Near-term risk management may be critical as companies try to navigate emerging regulations and reputational considerations, while assessing the need (and their ability) to report on ecosystem exposure within their operational and supply chain footprint. In the medium term, companies may face potential input-price volatility and supply chain reconfigurations because of biodiversity dependencies. We believe that understanding the potential for these trajectories can help companies prepare and enable investors to make informed decisions. 

As a related matter, we also expect to see growing focus from the asset management industry on water scarcity and water management. Working with our climate-science partners at Woodwell Climate Research Center, we have started to discuss the development of a “water score,” akin to the climate physical- and transition-risk scores that we assign to portfolio companies today. Without abundant, reliable water sources, almost no ecosystem can remain heathy and capable of providing the services on which our economy depends. In our view, nature-based solutions are the key to achieving net-zero goals and climate resilience, given the close connections between natural capital and the earth’s climate. In 2024, we will be looking for investment opportunities in innovations that deepen the focus on a circular economy, resource efficiency, and resource stewardship that advances biodiversity preservation and climate-risk mitigation. 

Figure 1

Modern slavery  

Modern slavery is an umbrella term that covers a set of specific legal concepts related to various forms of egregious exploitation including debt bondage, human trafficking, servitude, forced labor, deceptive labor recruiting practices, and child labor. This issue is a top concern for investors, as allegations of modern slavery in a company’s supply chain can result in financial losses, regulatory enforcement action, and/or lasting reputational damage.
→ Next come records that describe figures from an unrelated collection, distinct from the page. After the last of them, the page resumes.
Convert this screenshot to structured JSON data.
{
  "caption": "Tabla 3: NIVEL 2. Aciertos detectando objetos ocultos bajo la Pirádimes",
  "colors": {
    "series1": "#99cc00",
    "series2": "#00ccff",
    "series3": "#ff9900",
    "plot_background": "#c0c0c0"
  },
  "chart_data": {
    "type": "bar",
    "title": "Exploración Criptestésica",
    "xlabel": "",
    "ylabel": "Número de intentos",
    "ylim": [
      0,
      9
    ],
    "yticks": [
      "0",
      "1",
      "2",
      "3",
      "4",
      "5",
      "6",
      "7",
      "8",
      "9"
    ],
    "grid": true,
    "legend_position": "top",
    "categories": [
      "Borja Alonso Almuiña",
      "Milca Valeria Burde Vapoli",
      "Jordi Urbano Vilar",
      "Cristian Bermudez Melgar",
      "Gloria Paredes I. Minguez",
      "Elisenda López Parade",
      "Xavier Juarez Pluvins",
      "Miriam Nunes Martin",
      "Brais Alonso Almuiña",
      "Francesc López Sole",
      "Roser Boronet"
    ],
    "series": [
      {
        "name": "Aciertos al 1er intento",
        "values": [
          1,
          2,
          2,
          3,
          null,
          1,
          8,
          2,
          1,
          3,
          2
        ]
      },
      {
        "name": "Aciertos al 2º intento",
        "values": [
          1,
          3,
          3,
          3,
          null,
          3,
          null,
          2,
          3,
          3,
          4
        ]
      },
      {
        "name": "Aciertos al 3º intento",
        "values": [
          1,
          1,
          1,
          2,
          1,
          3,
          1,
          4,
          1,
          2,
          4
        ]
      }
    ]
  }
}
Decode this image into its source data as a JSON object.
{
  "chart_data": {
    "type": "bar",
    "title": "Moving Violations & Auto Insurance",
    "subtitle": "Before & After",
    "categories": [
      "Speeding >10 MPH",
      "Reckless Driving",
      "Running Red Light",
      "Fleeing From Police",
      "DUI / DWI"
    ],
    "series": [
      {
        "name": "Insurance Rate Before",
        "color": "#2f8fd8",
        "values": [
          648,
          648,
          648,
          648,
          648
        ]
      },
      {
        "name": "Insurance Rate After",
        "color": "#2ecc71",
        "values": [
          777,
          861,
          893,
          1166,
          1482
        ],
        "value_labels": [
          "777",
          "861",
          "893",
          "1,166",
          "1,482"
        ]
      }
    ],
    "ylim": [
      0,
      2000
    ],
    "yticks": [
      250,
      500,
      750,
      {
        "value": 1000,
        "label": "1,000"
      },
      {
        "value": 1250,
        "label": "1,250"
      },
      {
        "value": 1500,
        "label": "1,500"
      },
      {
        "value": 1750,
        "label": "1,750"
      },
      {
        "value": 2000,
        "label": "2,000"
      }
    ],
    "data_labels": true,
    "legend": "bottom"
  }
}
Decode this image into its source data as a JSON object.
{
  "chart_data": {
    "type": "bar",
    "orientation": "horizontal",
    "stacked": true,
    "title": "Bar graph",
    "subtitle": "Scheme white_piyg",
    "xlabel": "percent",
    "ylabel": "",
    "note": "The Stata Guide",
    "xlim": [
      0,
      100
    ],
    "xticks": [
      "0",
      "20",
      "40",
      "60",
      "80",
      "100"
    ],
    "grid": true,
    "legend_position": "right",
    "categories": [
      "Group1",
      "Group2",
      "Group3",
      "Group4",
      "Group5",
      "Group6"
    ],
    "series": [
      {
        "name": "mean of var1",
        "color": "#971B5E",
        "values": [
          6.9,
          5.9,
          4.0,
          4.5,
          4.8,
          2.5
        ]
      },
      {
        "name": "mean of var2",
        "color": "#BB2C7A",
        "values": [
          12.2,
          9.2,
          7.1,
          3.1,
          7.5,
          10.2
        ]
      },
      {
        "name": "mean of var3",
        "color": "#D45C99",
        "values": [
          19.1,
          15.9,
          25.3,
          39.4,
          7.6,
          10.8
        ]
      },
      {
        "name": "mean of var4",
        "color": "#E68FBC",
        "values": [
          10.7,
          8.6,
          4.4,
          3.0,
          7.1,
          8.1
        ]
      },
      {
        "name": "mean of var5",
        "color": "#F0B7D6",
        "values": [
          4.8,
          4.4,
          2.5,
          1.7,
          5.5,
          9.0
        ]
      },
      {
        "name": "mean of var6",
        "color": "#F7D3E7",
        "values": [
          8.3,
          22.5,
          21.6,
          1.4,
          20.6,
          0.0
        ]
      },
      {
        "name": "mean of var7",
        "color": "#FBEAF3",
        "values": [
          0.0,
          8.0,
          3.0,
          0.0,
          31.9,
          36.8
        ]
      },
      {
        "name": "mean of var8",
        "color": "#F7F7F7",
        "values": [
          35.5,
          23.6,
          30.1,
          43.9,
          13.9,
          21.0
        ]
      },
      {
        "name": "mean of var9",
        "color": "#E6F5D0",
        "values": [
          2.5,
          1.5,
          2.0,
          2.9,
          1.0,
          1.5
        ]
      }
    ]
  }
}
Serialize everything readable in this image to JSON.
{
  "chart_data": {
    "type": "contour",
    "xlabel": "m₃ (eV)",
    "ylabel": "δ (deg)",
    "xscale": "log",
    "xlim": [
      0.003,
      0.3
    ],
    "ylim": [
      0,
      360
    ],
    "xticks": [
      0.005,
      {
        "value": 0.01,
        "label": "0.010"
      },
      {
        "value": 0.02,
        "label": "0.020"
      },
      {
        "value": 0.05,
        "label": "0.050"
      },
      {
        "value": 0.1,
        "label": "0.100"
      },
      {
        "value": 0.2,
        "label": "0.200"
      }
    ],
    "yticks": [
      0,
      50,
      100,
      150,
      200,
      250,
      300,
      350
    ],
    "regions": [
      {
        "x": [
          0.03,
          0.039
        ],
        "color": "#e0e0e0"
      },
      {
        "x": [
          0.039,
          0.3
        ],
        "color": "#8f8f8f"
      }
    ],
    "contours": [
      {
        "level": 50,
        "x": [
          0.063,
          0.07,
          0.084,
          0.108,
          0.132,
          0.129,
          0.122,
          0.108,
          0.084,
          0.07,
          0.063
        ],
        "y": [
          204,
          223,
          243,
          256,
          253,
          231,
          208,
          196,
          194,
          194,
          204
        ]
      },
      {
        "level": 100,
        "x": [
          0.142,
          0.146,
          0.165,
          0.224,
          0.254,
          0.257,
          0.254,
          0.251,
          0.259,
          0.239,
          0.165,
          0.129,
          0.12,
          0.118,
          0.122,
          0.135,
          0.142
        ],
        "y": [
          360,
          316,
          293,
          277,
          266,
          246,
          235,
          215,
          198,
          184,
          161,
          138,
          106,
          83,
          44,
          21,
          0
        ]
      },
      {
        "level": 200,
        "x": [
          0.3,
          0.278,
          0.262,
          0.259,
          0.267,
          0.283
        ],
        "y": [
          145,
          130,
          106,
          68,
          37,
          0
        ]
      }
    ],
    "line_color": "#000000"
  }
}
While every business is at risk of exposure to modern slavery, we believe companies can mitigate this risk through good policy, processes, and practice. 

In our modern slavery research and engagement efforts, we prioritize emerging markets companies given the extensive presence of modern slavery in the Asia Pacific and Asian subcontinent regions. Though limited data is available, as an active manager, we can have meaningful dialogues with companies to better understand their efforts to capture this information and have done so on many occasions. These discussions help deepen our understanding of an industry’s collective baseline and best practices to root out modern slavery. Our objective is to engage with companies to develop improved labor and human-rights-management programs — inclusive of their supply chains and business partners — and to provide transparency to investors about these programs. We believe having such programs in place can aid in the reduction of a range of financial risks for issuers. 

Emerging research topic

Responsible AI and cybersecurity: The expanding reach of AI poses a growing list of new challenges related to ethics and data security. While AI is a powerful, exciting tool that can propel productivity and accelerate innovation, it is an equally powerful mechanism for spreading misinformation with the aim of causing economic and/or national security chaos. Companies and governments will need to develop technological and governance capabilities that harness the power of AI while minimizing cyber threats and protecting data. We intend to research and develop emerging frameworks for evaluating the ethical considerations of AI adoption.

1 Remarks by Secretary of the Treasury Janet L. Yellen at the Countdown Summit, 2021 United Nations Climate Change Conference (COP26), November 2021. | 2 “Nature Risk Rising: Why the Crisis Engulfing Nature Matters for Business and the Economy,” New Nature Economy series, World Economic Forum, January 2020.